The runner saves these files into the selected `out_dir` (default
`results/bench`):

- `benchmark_results.json` - raw structured results.
- `benchmark_results.csv` - per-seed rows.
- `benchmark_results.md` - human-readable markdown table.
- `benchmark_results.tex` - LaTeX table ready for papers.

Multi-agent runs also write combined reports such as
`combined_benchmark_results.json` and `combined_benchmark_results.csv` in the
root output directory, with per-agent details under subdirectories.

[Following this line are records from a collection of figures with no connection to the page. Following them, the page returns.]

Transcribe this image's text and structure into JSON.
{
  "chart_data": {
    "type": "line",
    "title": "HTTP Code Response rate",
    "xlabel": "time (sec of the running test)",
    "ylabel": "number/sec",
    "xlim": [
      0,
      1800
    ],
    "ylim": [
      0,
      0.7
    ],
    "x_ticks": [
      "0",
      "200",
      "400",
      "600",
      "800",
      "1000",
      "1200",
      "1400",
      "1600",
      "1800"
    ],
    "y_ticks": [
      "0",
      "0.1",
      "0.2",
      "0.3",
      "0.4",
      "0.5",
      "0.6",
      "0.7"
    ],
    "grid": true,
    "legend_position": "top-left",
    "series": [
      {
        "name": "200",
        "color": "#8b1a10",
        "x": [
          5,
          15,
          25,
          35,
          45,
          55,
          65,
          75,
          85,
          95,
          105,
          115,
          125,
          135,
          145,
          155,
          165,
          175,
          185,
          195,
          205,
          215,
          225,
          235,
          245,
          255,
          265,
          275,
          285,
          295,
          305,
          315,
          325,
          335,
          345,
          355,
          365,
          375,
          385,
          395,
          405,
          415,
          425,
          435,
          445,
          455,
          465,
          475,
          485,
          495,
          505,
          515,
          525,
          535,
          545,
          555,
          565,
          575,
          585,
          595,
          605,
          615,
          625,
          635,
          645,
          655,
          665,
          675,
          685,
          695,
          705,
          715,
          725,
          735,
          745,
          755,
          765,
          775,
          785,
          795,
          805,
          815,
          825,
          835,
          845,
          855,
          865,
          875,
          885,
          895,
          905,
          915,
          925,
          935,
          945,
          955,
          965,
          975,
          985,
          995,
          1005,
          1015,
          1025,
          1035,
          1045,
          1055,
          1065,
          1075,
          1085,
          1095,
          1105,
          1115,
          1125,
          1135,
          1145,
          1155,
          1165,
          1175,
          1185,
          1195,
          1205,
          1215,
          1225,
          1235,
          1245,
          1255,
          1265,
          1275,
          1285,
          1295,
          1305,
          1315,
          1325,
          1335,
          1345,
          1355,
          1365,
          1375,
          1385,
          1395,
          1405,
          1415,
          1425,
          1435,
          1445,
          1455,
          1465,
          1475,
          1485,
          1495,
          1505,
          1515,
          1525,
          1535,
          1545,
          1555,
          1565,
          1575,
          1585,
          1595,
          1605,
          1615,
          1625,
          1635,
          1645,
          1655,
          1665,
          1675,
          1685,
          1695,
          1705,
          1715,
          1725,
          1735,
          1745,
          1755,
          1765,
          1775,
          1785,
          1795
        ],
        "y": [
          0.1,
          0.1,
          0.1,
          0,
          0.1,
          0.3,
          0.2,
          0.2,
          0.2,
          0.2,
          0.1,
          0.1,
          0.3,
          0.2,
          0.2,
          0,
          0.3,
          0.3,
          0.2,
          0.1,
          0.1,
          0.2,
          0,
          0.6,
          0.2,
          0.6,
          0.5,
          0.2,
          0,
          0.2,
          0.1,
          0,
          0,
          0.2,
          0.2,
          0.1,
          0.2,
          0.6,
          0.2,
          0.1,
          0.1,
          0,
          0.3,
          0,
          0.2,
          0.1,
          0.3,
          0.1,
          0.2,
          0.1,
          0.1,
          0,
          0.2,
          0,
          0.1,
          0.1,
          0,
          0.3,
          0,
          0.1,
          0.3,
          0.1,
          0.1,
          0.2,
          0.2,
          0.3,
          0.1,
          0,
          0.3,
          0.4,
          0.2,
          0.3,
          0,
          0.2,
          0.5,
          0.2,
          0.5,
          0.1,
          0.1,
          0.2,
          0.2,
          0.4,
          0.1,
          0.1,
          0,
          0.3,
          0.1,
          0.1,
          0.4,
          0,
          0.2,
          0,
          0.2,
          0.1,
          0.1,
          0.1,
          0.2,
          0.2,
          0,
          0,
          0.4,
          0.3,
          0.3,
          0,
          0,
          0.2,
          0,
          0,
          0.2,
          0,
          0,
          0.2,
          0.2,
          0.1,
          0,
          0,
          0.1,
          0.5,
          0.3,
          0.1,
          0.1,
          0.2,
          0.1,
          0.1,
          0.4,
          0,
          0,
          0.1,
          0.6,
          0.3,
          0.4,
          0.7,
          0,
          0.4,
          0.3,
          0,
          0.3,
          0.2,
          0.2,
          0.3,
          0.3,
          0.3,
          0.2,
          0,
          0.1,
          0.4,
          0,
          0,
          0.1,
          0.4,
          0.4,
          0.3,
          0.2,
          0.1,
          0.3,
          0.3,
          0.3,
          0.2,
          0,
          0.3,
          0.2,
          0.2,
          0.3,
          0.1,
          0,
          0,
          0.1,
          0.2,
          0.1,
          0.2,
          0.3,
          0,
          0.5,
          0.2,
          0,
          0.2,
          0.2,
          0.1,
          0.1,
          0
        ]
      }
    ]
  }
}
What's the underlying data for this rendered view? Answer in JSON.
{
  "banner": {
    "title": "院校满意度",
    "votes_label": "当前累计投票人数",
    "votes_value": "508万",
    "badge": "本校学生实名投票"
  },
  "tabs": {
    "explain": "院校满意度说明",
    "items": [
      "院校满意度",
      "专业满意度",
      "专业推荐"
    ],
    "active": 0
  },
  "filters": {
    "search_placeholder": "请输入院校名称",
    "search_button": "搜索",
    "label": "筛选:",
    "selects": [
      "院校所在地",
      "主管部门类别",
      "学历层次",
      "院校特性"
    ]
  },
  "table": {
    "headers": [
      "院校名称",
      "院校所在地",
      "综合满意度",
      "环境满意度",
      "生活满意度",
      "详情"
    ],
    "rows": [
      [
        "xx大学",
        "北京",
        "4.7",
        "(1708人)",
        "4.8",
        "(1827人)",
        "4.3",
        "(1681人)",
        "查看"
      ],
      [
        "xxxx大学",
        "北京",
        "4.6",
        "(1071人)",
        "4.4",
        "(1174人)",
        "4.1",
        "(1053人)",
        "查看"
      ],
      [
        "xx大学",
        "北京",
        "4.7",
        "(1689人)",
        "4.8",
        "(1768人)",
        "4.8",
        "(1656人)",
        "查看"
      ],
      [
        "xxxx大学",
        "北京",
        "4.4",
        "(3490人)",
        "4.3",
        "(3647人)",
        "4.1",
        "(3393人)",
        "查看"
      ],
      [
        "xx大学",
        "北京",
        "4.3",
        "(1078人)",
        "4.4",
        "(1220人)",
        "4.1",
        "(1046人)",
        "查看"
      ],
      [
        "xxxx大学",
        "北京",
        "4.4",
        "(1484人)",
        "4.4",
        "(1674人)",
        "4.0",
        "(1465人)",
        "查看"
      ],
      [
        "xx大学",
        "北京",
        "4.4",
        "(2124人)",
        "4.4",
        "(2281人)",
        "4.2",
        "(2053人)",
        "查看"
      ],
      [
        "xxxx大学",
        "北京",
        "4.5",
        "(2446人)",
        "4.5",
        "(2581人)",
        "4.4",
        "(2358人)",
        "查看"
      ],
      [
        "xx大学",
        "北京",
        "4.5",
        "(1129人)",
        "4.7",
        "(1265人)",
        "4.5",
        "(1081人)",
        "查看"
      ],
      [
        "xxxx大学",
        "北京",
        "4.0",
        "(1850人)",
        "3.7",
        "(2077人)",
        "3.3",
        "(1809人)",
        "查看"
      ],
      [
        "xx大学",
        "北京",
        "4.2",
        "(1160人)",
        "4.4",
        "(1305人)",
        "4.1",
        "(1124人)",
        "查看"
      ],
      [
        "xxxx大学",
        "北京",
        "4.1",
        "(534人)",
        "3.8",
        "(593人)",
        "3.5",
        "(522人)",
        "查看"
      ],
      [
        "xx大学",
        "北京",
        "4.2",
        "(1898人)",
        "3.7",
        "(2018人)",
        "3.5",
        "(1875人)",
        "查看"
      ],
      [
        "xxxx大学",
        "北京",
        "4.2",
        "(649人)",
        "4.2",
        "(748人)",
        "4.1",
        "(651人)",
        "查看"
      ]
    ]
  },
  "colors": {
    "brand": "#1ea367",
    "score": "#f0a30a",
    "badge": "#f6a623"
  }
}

## Computing IQM and bootstrap CIs

The runner stores per-seed means in the JSON under
`aggregate.per_seed_means`. Use your preferred statistics package to compute
IQM and confidence intervals from that array.

## Extending the harness

- Create an adapter in `world_models/benchmarks/adapters.py` that implements:
  - `load_checkpoint(path: str)`
  - `evaluate(num_episodes: int, render: bool = False)` returning `{"episode_returns": list[float]}`
- Register your adapter in `world_models/benchmarks/cli.py` to expose it through `torchwm benchmark`.

## Tests and CI

- Place smoke tests under `world_models/benchmarks/tests/` so CI can run them quickly.
- The repo contains a `mocking_classes.py` helper for building fake agents and environments for fast unit tests.

## Where to start

- Run the examples in `examples/benchmark_iris.py` or use `torchwm benchmark` directly.
- If you need help wiring specific agent configs, use `--device`, `--preset`, and checkpoint options, or call the runner programmatically and pass `extra_kwargs`.